Abstract:
The study aimed at determining the influence of traditional cultural beliefs and modern religious values on adaptive capacity to climate change in Bolero. Specifically, the study mapped out traditional cultural practices and modern religious values and demonstrated their influence on adaptive capacity to climate change. The research drew on participant observation, focus group discussions, in-depth interviews, survey questionnaire, document reviews and key informant interviews to collect data where key themes
emerged inductively and open coding was employed to analyzing the data.
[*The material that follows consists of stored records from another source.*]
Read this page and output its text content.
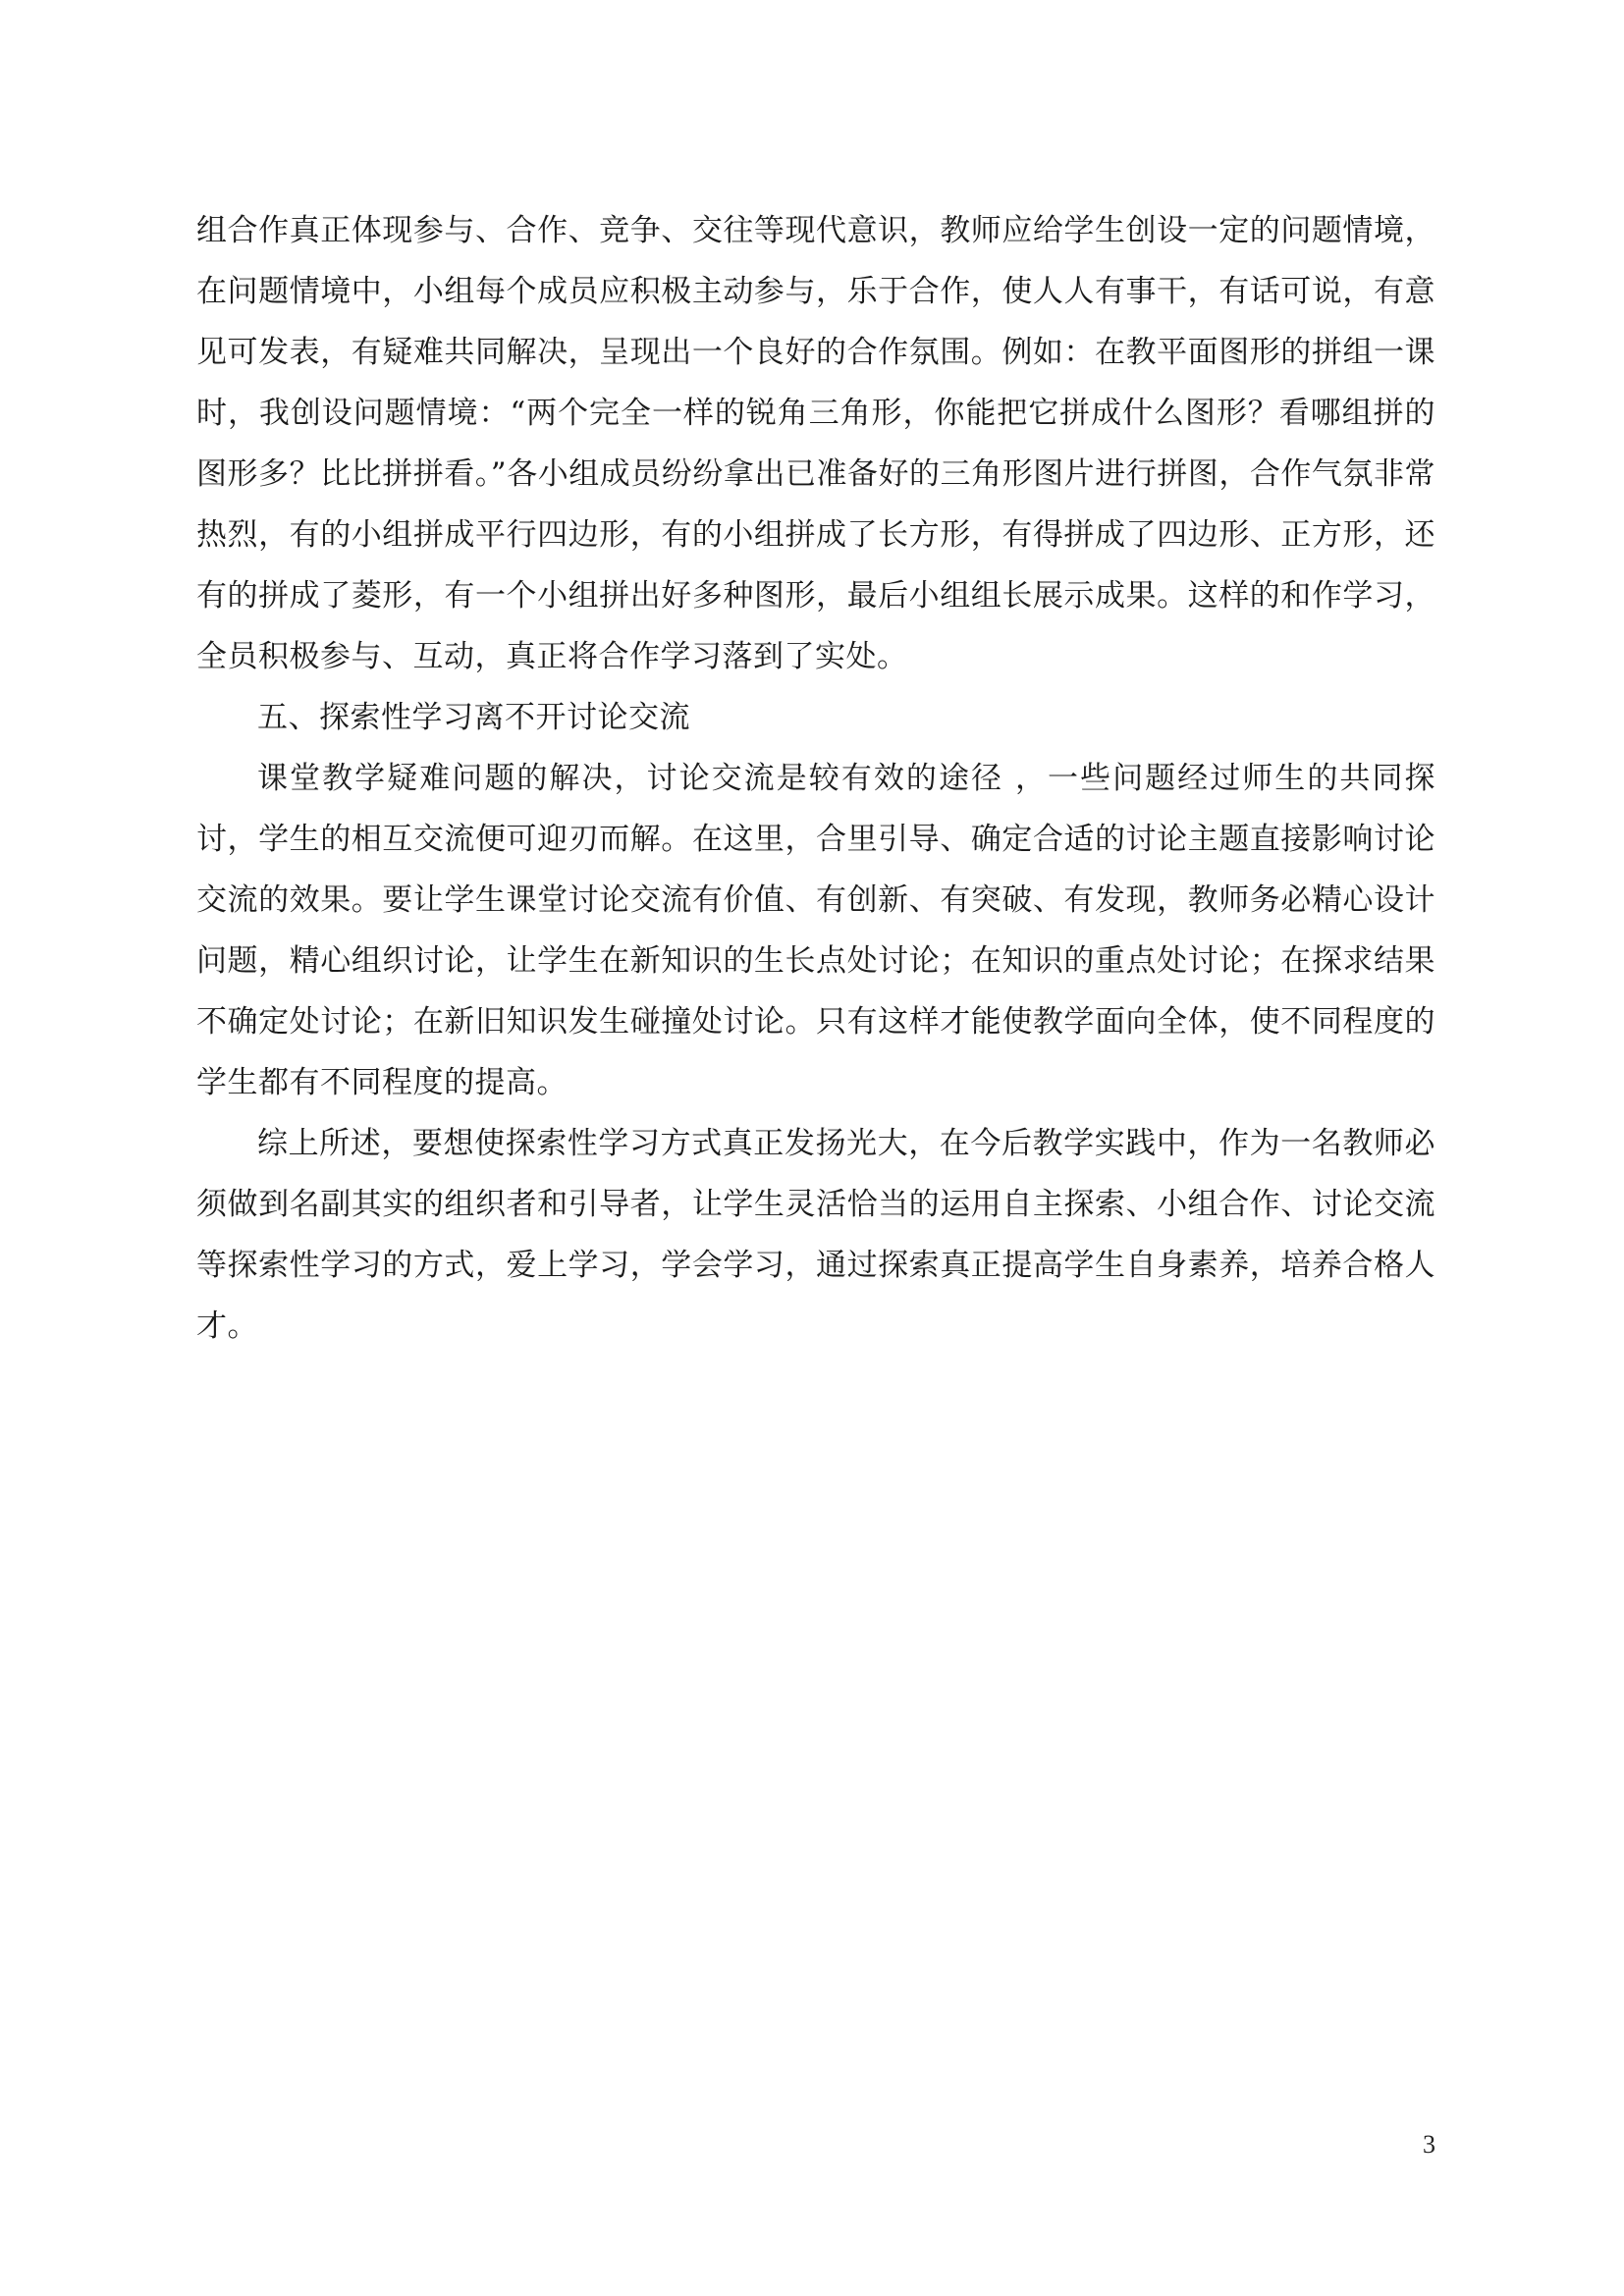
组合作真正体现参与、合作、竞争、交往等现代意识，教师应给学生创设一定的问题情境，在问题情境中，小组每个成员应积极主动参与，乐于合作，使人人有事干，有话可说，有意见可发表，有疑难共同解决，呈现出一个良好的合作氛围。例如：在教平面图形的拼组一课时，我创设问题情境：“两个完全一样的锐角三角形，你能把它拼成什么图形？看哪组拼的图形多？比比拼拼看。”各小组成员纷纷拿出已准备好的三角形图片进行拼图，合作气氛非常热烈，有的小组拼成平行四边形，有的小组拼成了长方形，有得拼成了四边形、正方形，还有的拼成了菱形，有一个小组拼出好多种图形，最后小组组长展示成果。这样的和作学习，全员积极参与、互动，真正将合作学习落到了实处。

五、探索性学习离不开讨论交流

课堂教学疑难问题的解决，讨论交流是较有效的途径 ，一些问题经过师生的共同探讨，学生的相互交流便可迎刃而解。在这里，合里引导、确定合适的讨论主题直接影响讨论交流的效果。要让学生课堂讨论交流有价值、有创新、有突破、有发现，教师务必精心设计问题，精心组织讨论，让学生在新知识的生长点处讨论；在知识的重点处讨论；在探求结果不确定处讨论；在新旧知识发生碰撞处讨论。只有这样才能使教学面向全体，使不同程度的学生都有不同程度的提高。

综上所述，要想使探索性学习方式真正发扬光大，在今后教学实践中，作为一名教师必须做到名副其实的组织者和引导者，让学生灵活恰当的运用自主探索、小组合作、讨论交流等探索性学习的方式，爱上学习，学会学习，通过探索真正提高学生自身素养，培养合格人才。

3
The results revealed that in adapting to climate variability and change, the respondents applied both modern religious values and traditional cultural beliefs and practices though with varied magnitude. However, traditional cultural practices and beliefs regarding wife inheritance, production and consumption, hygiene, birth and death rituals and taboos were found to have negative influence on entitlement rights, livelihood decisions and moral capital of particularly women and widows in Bolero. Conspicuously noted also was intergenerational gaps between the elderly and the youths, which created tensions in validating, accepting and applying modern religious values and traditional cultural belief
systems.
The researcher strongly suggests transformative community engagements between the elders, traditional and religious leaders, witch doctors on the one hand and, development partners on the other hand as an alternative approach in promoting both structural and attitudinal changes necessary to uproot the locally perceived bad traditional cultural beliefs, practices, taboos and modern religious values in the area.
With the extra layer of burden exerted by climate variability and change on livelihoods and socioeconomic systems in the area, continued persistence and future relevance of traditional cultural practices will so much depend on one, how much structural and attitudinal transformation is achieved, two how useful the traditional cultural practices and modern religious values will continue to be in enhancing adaptive capacity to climate change and three, how intergenerational frictions in value placement, perception and application of the traditional cultural beliefs and religious values will actually be negotiated.